9. Implement Final Tips for Better Infographic Design
Before publishing, I do a quick “real viewer” pass. Not a perfection pass—just a reality check.
First, I make sure images and icons are crisp. Blurry assets instantly lower trust, even if the data is correct.
Second, I test with a small group. Not 200 people—just enough to catch confusing parts.
My testing approach (example)
On one infographic draft, I showed it to 8 people (mix of non-designers and one data-savvy teammate). I asked two questions:
- “What’s the main takeaway?”
- “Which section answers your question fastest?”
What I measured wasn’t fancy analytics. I timed how long it took them to answer and noted where they hesitated.
Result: the first draft had too many small labels under the chart. After increasing label size and highlighting the main metric with an accent color, most people answered the takeaway question immediately (instead of after a second scan).
Optional A/B test (if you have traffic)
- What to test: layout density (more spacing vs more compact) or headline wording.
- What to measure: time-to-understand (qualitative) or engagement metrics (clicks, dwell time, shares).
- Common mistake: changing too many things at once. If everything changes, you won’t know what worked.
And yes—always cite sources for data. It builds credibility and makes your infographic easier to share (people love “ready-to-forward” resources).
10. Review and Refine Your Infographic
After you think you’re done, take a step back. I usually revisit the draft after 24–48 hours so I’m not reading what I meant—I’m reading what’s actually there.
Here’s what I check:
- Clarity: does it communicate its message at a glance?
- Flow: does the eye move naturally from headline to supporting content?
- Readability: can someone read the text on a phone without zooming?
- Accuracy: are numbers, labels, and units correct?
- Consistency: do fonts/icons/colors match the system you chose?
Then, if you’ve shared it, iterate. Even small changes—like moving a label or reducing chart complexity—can make a big difference.
FAQs
I generally treat mobile as the minimum standard. If your infographic will be shared as an image, body text should be large enough to read without zooming—often that means aiming for something equivalent to 14–16px minimum in the final export. If your design tool lets you preview at “phone size,” use that. If you need to squint, your audience will too.
Start with the question. For percentages across categories (agree/neutral/disagree), I usually pick a bar chart and label the percentages directly. For trends over time, use a line chart. Avoid pie charts when you have many slices or small labels—on mobile, they’re harder to read and compare.

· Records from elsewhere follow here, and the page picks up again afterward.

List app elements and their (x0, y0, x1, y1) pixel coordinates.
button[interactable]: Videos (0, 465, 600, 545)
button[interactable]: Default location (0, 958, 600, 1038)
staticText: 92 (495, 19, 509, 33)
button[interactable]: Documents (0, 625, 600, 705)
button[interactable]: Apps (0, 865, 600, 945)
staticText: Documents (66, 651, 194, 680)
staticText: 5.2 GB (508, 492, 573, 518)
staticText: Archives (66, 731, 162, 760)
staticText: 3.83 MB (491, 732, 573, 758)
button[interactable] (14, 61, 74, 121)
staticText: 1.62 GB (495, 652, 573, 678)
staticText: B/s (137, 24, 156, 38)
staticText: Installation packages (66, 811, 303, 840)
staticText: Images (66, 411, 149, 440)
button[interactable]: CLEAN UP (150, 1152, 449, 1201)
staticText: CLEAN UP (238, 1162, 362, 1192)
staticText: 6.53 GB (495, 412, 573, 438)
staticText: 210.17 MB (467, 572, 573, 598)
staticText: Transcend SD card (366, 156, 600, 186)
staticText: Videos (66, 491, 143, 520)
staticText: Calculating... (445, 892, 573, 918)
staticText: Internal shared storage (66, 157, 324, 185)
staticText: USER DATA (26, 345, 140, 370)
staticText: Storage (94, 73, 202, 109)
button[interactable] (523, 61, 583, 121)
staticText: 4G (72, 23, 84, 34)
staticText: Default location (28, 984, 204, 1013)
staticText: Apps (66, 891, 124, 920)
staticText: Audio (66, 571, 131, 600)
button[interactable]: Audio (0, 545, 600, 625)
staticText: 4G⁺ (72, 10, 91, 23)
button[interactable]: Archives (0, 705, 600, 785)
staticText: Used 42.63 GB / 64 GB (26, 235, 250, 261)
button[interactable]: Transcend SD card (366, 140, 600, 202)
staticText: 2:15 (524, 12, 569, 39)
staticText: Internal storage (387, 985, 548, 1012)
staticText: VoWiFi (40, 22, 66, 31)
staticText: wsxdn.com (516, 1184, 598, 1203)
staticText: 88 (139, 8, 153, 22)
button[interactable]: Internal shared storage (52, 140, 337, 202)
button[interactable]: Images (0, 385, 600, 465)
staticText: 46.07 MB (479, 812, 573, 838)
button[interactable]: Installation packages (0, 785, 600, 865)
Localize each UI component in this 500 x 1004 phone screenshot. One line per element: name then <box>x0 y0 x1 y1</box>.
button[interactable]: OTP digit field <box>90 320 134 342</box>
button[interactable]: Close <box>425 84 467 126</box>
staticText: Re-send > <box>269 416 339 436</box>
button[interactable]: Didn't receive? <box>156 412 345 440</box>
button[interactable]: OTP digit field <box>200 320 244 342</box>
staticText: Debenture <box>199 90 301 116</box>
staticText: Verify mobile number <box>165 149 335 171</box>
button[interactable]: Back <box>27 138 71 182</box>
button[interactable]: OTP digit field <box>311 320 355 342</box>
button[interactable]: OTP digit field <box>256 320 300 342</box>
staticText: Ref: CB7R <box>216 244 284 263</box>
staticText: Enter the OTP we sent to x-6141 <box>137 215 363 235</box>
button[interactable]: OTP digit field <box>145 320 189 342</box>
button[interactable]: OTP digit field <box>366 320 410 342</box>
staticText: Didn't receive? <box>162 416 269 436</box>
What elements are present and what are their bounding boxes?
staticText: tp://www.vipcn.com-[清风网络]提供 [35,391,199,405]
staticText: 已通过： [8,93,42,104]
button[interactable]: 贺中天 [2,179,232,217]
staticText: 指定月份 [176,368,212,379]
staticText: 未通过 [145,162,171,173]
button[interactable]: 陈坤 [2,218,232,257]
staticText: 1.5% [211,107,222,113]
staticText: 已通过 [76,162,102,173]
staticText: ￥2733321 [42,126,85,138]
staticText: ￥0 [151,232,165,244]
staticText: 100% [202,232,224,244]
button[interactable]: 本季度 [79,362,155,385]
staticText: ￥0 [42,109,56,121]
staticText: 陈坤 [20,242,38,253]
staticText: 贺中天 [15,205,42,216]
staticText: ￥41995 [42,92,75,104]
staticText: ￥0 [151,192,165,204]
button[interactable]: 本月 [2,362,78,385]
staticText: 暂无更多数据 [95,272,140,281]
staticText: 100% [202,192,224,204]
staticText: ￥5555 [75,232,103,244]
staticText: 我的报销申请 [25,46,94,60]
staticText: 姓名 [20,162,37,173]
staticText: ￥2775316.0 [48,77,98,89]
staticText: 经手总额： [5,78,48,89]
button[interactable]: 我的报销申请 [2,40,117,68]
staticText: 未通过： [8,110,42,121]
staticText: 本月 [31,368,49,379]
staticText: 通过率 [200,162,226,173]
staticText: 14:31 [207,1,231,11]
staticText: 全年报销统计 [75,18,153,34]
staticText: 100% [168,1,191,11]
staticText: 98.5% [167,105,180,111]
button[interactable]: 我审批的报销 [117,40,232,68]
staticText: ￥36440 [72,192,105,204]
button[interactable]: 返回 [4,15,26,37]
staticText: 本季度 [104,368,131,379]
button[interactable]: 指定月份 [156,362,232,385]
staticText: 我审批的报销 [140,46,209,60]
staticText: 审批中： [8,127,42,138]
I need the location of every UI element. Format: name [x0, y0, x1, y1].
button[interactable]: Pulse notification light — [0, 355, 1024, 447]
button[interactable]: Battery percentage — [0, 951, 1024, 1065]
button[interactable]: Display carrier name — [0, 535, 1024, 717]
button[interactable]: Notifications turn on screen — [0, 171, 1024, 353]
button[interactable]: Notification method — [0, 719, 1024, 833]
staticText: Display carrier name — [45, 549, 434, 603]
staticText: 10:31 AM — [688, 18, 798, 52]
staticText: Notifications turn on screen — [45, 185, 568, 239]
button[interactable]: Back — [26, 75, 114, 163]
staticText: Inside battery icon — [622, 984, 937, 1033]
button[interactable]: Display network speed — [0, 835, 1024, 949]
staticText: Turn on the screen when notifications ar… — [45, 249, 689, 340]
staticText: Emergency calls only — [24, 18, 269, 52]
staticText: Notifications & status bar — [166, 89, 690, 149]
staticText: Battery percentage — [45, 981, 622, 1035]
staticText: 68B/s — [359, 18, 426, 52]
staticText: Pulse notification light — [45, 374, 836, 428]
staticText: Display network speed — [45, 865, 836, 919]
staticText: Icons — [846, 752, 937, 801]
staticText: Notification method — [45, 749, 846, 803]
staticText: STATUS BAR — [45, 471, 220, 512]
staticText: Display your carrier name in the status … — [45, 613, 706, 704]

There isn’t one perfect number, but you can judge it quickly. If your sections feel cramped, increase spacing between groups. If your eye can’t easily find the main takeaway, your hierarchy likely needs work (not just “more space”). A good rule: related items should be closer together than unrelated sections, and the infographic should look readable even when you zoom out slightly.
Do it in three passes: (1) message pass—ask “Can someone state the takeaway in one sentence?” (2) readability pass—check mobile size, contrast, and label clarity. (3) accuracy pass—verify numbers, units, and source citations. If you can spare it, show it to 3–8 people and note where they hesitate.